La Catedral seguía sumida en el caos: un carcelero había muerto en el asalto, se trataba de un sargento empleado por el servicio penitenciario; otros dos funcionarios de prisiones salieron heridos; y cinco de los hombres de Pablo habían sido capturados. El Ejército sostenía que Pablo debía de seguir dentro de la prisión, oculto en algún escondrijo, por lo que las fuerzas del general se encargaron de destrozar las instalaciones. Con la idea fija de dar con un «túnel», los soldados hacían detonar minas en el campo de fútbol. Mendoza, el desventurado viceministro y rehén de la noche anterior, se encontraba de nuevo en Bogotá, contándole a quien quisiera escucharle lo ocurrido con la venia del mismísimo Gaviria. «No debe haber ningún tipo de ocultación en este asunto —le había dicho el presidente—. No pierdas el tiempo redactando una declaración. Ve y dile a todo el mundo exactamente lo que pasó.»

Mendoza todavía no había caído en la cuenta de lo mal parado que había quedado él en todo aquello, así que hizo lo que se le mandó. Tras informar de lo ocurrido a los generales y a los norteamericanos se puso a disposición de periodistas y ante micrófonos y cámaras contó lo sucedido para que se enterase toda Colombia.

Entonces Bill Wagner, el jefe de la delegación de la CÍA en Bogotá, invitó a su casa al impresionado viceministro, y allí Mendoza relató con pelos y señales todo el episodio mientras aún conservaba fresca la memoria. Con la barba crecida, desarreglado y muerto de sueño después de dos días en vela, todavía le sobraba sentido del humor. Le dijo al agente de la CÍA la sorpresa que sintió al darse cuenta de cuánto pudo ocultar tras una humilde taza de váter. También recapituló sobre los distintos incidentes y recordó que cuando el asalto de las fuerzas especiales estaba a punto de comenzar, había oído el golpeteo regular de un pico en el cuarto contiguo. Aquello sustentaba la teoría de que Pablo había huido a través de un túnel.

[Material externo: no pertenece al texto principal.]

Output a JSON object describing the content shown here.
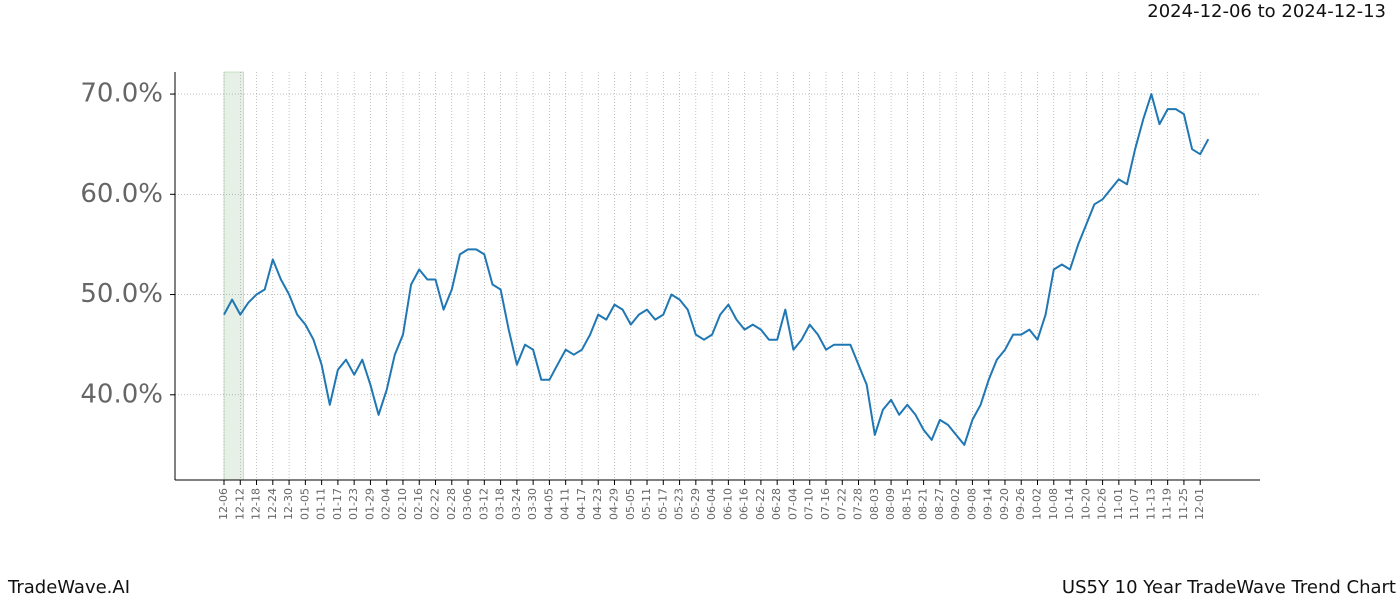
{
  "header": {
    "date_range": "2024-12-06 to 2024-12-13"
  },
  "footer": {
    "brand": "TradeWave.AI",
    "chart_name": "US5Y 10 Year TradeWave Trend Chart"
  },
  "chart_data": {
    "type": "line",
    "color": "#1f77b4",
    "highlight_color": "#e6f0e6",
    "grid": true,
    "categories": [
      "12-06",
      null,
      "12-12",
      null,
      "12-18",
      null,
      "12-24",
      null,
      "12-30",
      null,
      "01-05",
      null,
      "01-11",
      null,
      "01-17",
      null,
      "01-23",
      null,
      "01-29",
      null,
      "02-04",
      null,
      "02-10",
      null,
      "02-16",
      null,
      "02-22",
      null,
      "02-28",
      null,
      "03-06",
      null,
      "03-12",
      null,
      "03-18",
      null,
      "03-24",
      null,
      "03-30",
      null,
      "04-05",
      null,
      "04-11",
      null,
      "04-17",
      null,
      "04-23",
      null,
      "04-29",
      null,
      "05-05",
      null,
      "05-11",
      null,
      "05-17",
      null,
      "05-23",
      null,
      "05-29",
      null,
      "06-04",
      null,
      "06-10",
      null,
      "06-16",
      null,
      "06-22",
      null,
      "06-28",
      null,
      "07-04",
      null,
      "07-10",
      null,
      "07-16",
      null,
      "07-22",
      null,
      "07-28",
      null,
      "08-03",
      null,
      "08-09",
      null,
      "08-15",
      null,
      "08-21",
      null,
      "08-27",
      null,
      "09-02",
      null,
      "09-08",
      null,
      "09-14",
      null,
      "09-20",
      null,
      "09-26",
      null,
      "10-02",
      null,
      "10-08",
      null,
      "10-14",
      null,
      "10-20",
      null,
      "10-26",
      null,
      "11-01",
      null,
      "11-07",
      null,
      "11-13",
      null,
      "11-19",
      null,
      "11-25",
      null,
      "12-01",
      null
    ],
    "values": [
      48.0,
      49.5,
      48.0,
      49.2,
      50.0,
      50.5,
      53.5,
      51.5,
      50.0,
      48.0,
      47.0,
      45.5,
      43.0,
      39.0,
      42.5,
      43.5,
      42.0,
      43.5,
      41.0,
      38.0,
      40.5,
      44.0,
      46.0,
      51.0,
      52.5,
      51.5,
      51.5,
      48.5,
      50.5,
      54.0,
      54.5,
      54.5,
      54.0,
      51.0,
      50.5,
      46.5,
      43.0,
      45.0,
      44.5,
      41.5,
      41.5,
      43.0,
      44.5,
      44.0,
      44.5,
      46.0,
      48.0,
      47.5,
      49.0,
      48.5,
      47.0,
      48.0,
      48.5,
      47.5,
      48.0,
      50.0,
      49.5,
      48.5,
      46.0,
      45.5,
      46.0,
      48.0,
      49.0,
      47.5,
      46.5,
      47.0,
      46.5,
      45.5,
      45.5,
      48.5,
      44.5,
      45.5,
      47.0,
      46.0,
      44.5,
      45.0,
      45.0,
      45.0,
      43.0,
      41.0,
      36.0,
      38.5,
      39.5,
      38.0,
      39.0,
      38.0,
      36.5,
      35.5,
      37.5,
      37.0,
      36.0,
      35.0,
      37.5,
      39.0,
      41.5,
      43.5,
      44.5,
      46.0,
      46.0,
      46.5,
      45.5,
      48.0,
      52.5,
      53.0,
      52.5,
      55.0,
      57.0,
      59.0,
      59.5,
      60.5,
      61.5,
      61.0,
      64.5,
      67.5,
      70.0,
      67.0,
      68.5,
      68.5,
      68.0,
      64.5,
      64.0,
      65.5
    ],
    "ylim": [
      31.5,
      72.2
    ],
    "yticks": [
      {
        "value": 40,
        "label": "40.0%"
      },
      {
        "value": 50,
        "label": "50.0%"
      },
      {
        "value": 60,
        "label": "60.0%"
      },
      {
        "value": 70,
        "label": "70.0%"
      }
    ]
  }
}
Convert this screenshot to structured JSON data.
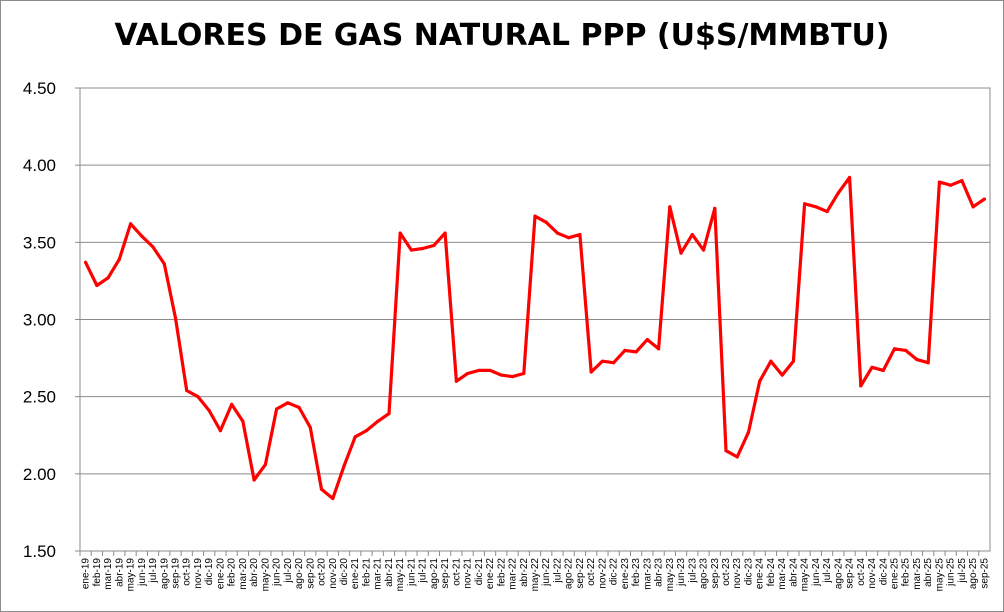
{
  "chart_data": {
    "type": "line",
    "title": "VALORES DE GAS NATURAL PPP (U$S/MMBTU)",
    "xlabel": "",
    "ylabel": "",
    "ylim": [
      1.5,
      4.5
    ],
    "yticks": [
      "1.50",
      "2.00",
      "2.50",
      "3.00",
      "3.50",
      "4.00",
      "4.50"
    ],
    "grid": true,
    "legend": "none",
    "line_color": "#ff0000",
    "categories": [
      "ene-19",
      "feb-19",
      "mar-19",
      "abr-19",
      "may-19",
      "jun-19",
      "jul-19",
      "ago-19",
      "sep-19",
      "oct-19",
      "nov-19",
      "dic-19",
      "ene-20",
      "feb-20",
      "mar-20",
      "abr-20",
      "may-20",
      "jun-20",
      "jul-20",
      "ago-20",
      "sep-20",
      "oct-20",
      "nov-20",
      "dic-20",
      "ene-21",
      "feb-21",
      "mar-21",
      "abr-21",
      "may-21",
      "jun-21",
      "jul-21",
      "ago-21",
      "sep-21",
      "oct-21",
      "nov-21",
      "dic-21",
      "ene-22",
      "feb-22",
      "mar-22",
      "abr-22",
      "may-22",
      "jun-22",
      "jul-22",
      "ago-22",
      "sep-22",
      "oct-22",
      "nov-22",
      "dic-22",
      "ene-23",
      "feb-23",
      "mar-23",
      "abr-23",
      "may-23",
      "jun-23",
      "jul-23",
      "ago-23",
      "sep-23",
      "oct-23",
      "nov-23",
      "dic-23",
      "ene-24",
      "feb-24",
      "mar-24",
      "abr-24",
      "may-24",
      "jun-24",
      "jul-24",
      "ago-24",
      "sep-24",
      "oct-24",
      "nov-24",
      "dic-24",
      "ene-25",
      "feb-25",
      "mar-25",
      "abr-25",
      "may-25",
      "jun-25",
      "jul-25",
      "ago-25",
      "sep-25"
    ],
    "series": [
      {
        "values": [
          3.37,
          3.22,
          3.27,
          3.39,
          3.62,
          3.54,
          3.47,
          3.36,
          3.01,
          2.54,
          2.5,
          2.41,
          2.28,
          2.45,
          2.34,
          1.96,
          2.06,
          2.42,
          2.46,
          2.43,
          2.3,
          1.9,
          1.84,
          2.05,
          2.24,
          2.28,
          2.34,
          2.39,
          3.56,
          3.45,
          3.46,
          3.48,
          3.56,
          2.6,
          2.65,
          2.67,
          2.67,
          2.64,
          2.63,
          2.65,
          3.67,
          3.63,
          3.56,
          3.53,
          3.55,
          2.66,
          2.73,
          2.72,
          2.8,
          2.79,
          2.87,
          2.81,
          3.73,
          3.43,
          3.55,
          3.45,
          3.72,
          2.15,
          2.11,
          2.27,
          2.6,
          2.73,
          2.64,
          2.73,
          3.75,
          3.73,
          3.7,
          3.82,
          3.92,
          2.57,
          2.69,
          2.67,
          2.81,
          2.8,
          2.74,
          2.72,
          3.89,
          3.87,
          3.9,
          3.73,
          3.78
        ]
      }
    ]
  }
}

Bogotá se convirtió en un frenesí de culpas echadas. El ministro de Defensa Rafael Pardo argüía que pese al abismal trabajo del Ejército, si Pablo había escapado por un túnel la responsabilidad pesaba sobre el Ministerio de Justicia, que controlaba el Servicio Penitenciario. Mientras tanto, el jefe directo de Mendoza, el ministro de Justicia culpaba al Ejército por no haber actuado hasta después de que Pablo se hubiera escapado, amén de haber hecho la vista gorda ante un peligroso y mundialmente famoso narcotraficante que salía de allí caminando con toda tranquilidad. Por su parte, los periodistas se preguntaban si la desaparición de Escobar se debía a la incompetencia, a la corrupción, o a ambas, y querían conocer además hasta dónde llegaba la corruptela. Habría investigaciones, imputados, rodarían cabezas y alguien iría a parar a la cárcel. Todos temían que la narco violencia volviese a apoderarse del país.